Letty presses her fingers against the glass windowpane and wonders, idly, how hard she would have to press to shatter it.

***

“I loved Perpetual for its deftly focussed anger, suffused with love, about feminism, mothers / daughters, breaking glass ceilings and the politics of boredom. Written with intense energy, propulsive, assured; like a one-take, super-slo-mo, opening shot, a teaser-trailer for a movie not-yet-made, the future shimmers in every moment. This is what it feels like to be young. This is a voice I want to hear more from.”  Nicola Baldwin, Playwright & Scriptwriter

‘Perpetual’ is a senior Orwell Youth Prize 2020 Runner Up, responding to the theme ‘The Future We Want’.
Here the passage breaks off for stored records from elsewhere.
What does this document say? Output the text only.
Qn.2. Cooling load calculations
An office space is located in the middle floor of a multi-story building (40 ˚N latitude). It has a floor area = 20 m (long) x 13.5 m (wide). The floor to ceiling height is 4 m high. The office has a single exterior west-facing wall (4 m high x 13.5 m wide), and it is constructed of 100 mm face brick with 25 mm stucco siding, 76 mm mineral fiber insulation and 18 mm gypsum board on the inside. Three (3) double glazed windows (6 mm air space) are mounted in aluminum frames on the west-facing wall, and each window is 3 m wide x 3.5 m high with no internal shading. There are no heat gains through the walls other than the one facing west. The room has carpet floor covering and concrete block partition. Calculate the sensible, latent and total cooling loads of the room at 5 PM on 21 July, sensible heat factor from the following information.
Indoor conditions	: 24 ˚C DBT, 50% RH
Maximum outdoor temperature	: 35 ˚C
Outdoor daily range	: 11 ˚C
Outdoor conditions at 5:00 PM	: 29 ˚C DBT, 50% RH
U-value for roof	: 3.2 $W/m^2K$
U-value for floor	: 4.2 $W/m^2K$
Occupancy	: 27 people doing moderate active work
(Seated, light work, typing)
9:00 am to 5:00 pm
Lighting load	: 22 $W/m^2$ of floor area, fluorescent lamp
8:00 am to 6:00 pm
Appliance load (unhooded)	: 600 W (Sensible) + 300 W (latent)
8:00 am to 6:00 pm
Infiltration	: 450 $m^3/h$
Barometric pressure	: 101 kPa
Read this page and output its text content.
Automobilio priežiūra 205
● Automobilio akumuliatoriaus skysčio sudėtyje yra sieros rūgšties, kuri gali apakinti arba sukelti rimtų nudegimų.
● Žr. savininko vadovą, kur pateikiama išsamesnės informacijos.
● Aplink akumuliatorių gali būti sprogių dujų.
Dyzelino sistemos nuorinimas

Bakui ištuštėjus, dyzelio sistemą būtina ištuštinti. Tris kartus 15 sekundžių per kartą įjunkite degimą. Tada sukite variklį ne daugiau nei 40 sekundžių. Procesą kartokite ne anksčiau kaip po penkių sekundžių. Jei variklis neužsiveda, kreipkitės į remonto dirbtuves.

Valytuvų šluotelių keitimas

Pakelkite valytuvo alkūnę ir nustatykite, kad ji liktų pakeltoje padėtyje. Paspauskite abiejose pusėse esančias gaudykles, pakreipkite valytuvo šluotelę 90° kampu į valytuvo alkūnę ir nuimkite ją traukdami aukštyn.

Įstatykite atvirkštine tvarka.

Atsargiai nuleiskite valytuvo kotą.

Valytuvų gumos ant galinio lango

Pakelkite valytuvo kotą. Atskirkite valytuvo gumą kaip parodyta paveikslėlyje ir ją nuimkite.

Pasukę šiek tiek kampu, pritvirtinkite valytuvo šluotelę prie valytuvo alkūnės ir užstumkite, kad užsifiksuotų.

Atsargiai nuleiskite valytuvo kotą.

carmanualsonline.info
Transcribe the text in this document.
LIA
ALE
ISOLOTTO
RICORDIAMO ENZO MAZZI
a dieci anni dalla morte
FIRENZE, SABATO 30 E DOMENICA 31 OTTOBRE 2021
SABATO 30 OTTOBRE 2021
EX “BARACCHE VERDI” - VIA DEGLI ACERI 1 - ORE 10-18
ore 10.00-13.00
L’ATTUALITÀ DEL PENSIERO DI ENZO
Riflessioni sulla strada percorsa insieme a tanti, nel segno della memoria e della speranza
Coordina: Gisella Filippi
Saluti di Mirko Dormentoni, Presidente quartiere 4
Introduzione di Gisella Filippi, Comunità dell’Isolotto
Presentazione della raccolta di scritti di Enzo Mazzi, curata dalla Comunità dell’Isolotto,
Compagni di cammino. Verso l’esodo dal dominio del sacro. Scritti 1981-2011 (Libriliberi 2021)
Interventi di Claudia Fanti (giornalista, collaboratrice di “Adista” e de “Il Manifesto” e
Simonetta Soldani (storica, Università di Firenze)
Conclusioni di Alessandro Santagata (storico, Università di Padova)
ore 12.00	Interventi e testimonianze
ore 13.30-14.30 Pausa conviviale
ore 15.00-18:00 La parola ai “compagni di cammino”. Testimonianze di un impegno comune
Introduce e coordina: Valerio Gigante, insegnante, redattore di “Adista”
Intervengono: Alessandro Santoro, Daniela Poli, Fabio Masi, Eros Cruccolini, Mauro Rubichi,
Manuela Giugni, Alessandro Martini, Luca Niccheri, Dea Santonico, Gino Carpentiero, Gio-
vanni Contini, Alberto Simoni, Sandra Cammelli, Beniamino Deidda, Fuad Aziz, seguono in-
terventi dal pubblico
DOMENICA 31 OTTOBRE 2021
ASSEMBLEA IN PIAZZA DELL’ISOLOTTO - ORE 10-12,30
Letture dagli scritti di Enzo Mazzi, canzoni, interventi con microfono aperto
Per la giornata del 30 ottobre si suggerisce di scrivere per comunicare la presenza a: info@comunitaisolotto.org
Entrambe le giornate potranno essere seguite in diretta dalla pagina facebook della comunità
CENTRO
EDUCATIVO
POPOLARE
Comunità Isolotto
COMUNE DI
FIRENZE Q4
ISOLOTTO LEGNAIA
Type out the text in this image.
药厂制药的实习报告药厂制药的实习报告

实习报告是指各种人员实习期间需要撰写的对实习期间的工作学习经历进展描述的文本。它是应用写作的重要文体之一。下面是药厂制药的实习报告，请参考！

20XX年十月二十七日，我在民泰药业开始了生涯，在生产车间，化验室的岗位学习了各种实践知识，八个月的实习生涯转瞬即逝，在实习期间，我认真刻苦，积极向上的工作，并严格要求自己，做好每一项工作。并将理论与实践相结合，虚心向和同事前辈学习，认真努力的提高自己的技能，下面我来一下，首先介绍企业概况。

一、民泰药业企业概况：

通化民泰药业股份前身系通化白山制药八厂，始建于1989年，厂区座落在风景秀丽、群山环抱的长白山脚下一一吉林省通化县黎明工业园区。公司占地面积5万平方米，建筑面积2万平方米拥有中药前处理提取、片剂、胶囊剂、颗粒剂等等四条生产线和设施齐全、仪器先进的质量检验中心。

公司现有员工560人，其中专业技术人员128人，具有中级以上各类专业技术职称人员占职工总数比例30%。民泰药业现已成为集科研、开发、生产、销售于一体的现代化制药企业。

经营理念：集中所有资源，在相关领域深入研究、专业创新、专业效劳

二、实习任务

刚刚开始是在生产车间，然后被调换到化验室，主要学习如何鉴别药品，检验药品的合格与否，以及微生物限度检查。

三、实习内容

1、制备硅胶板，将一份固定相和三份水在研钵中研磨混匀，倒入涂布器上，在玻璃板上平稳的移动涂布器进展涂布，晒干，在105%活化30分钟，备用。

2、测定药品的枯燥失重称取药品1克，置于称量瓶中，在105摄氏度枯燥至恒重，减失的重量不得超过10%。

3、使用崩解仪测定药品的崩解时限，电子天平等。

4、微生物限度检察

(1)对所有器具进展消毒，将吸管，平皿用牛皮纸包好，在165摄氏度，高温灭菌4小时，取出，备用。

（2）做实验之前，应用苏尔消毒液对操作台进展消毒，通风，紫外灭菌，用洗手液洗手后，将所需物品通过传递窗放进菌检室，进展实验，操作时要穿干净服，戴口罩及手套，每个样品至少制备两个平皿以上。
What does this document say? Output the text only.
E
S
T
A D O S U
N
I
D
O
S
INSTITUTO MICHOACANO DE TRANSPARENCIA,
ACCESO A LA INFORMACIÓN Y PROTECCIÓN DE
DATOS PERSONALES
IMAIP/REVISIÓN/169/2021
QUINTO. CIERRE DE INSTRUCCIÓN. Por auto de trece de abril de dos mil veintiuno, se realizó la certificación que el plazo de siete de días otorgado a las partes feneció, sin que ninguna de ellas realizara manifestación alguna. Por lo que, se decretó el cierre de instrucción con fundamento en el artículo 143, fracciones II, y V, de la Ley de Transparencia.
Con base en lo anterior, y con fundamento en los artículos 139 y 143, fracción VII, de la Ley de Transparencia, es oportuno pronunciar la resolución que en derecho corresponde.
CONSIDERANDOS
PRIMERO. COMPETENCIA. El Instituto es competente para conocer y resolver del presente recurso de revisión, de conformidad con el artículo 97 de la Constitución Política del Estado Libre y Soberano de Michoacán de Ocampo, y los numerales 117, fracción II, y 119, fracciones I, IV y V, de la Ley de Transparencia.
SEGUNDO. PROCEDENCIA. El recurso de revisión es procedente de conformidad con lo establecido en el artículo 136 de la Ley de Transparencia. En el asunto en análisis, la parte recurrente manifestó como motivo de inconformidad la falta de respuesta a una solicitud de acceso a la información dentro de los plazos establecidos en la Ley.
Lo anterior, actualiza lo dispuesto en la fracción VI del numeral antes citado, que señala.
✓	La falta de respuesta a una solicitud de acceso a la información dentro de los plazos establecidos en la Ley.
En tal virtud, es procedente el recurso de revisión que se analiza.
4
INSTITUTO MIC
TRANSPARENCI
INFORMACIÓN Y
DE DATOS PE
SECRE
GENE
What inspired your piece? 
My piece was inspired by wanting to put a darker and slightly more pessimistic twist on the ‘future we want’ prompt, which sounds almost inherently optimistic. I also wanted to feature a more unconventional protagonist, with an outlook on life I felt I hadn’t necessarily seen portrayed all that much before.
What prompted you to pick fiction as your form?
I chose fiction, because I felt that taking a creative slant on the prompt would allow me to explore it in a more inventive way than an essay might have, and come up with different scenarios I couldn’t have written about otherwise. It also gave me more room to flesh out the characters and situations I was seeking to write than poetry might have, and let me establish a stronger narrative voice.
Given the global pandemic, has your idea about the future you want changed since you wrote the piece?
Yes – I think my idea of the future I want is now more tied to mundane things like being able to socialise! It seems like everybody’s expectations for the future have been dramatically reshaped, and not in a good way, but we just have to hope that as time passes, we gradually draw closer to a return to normality.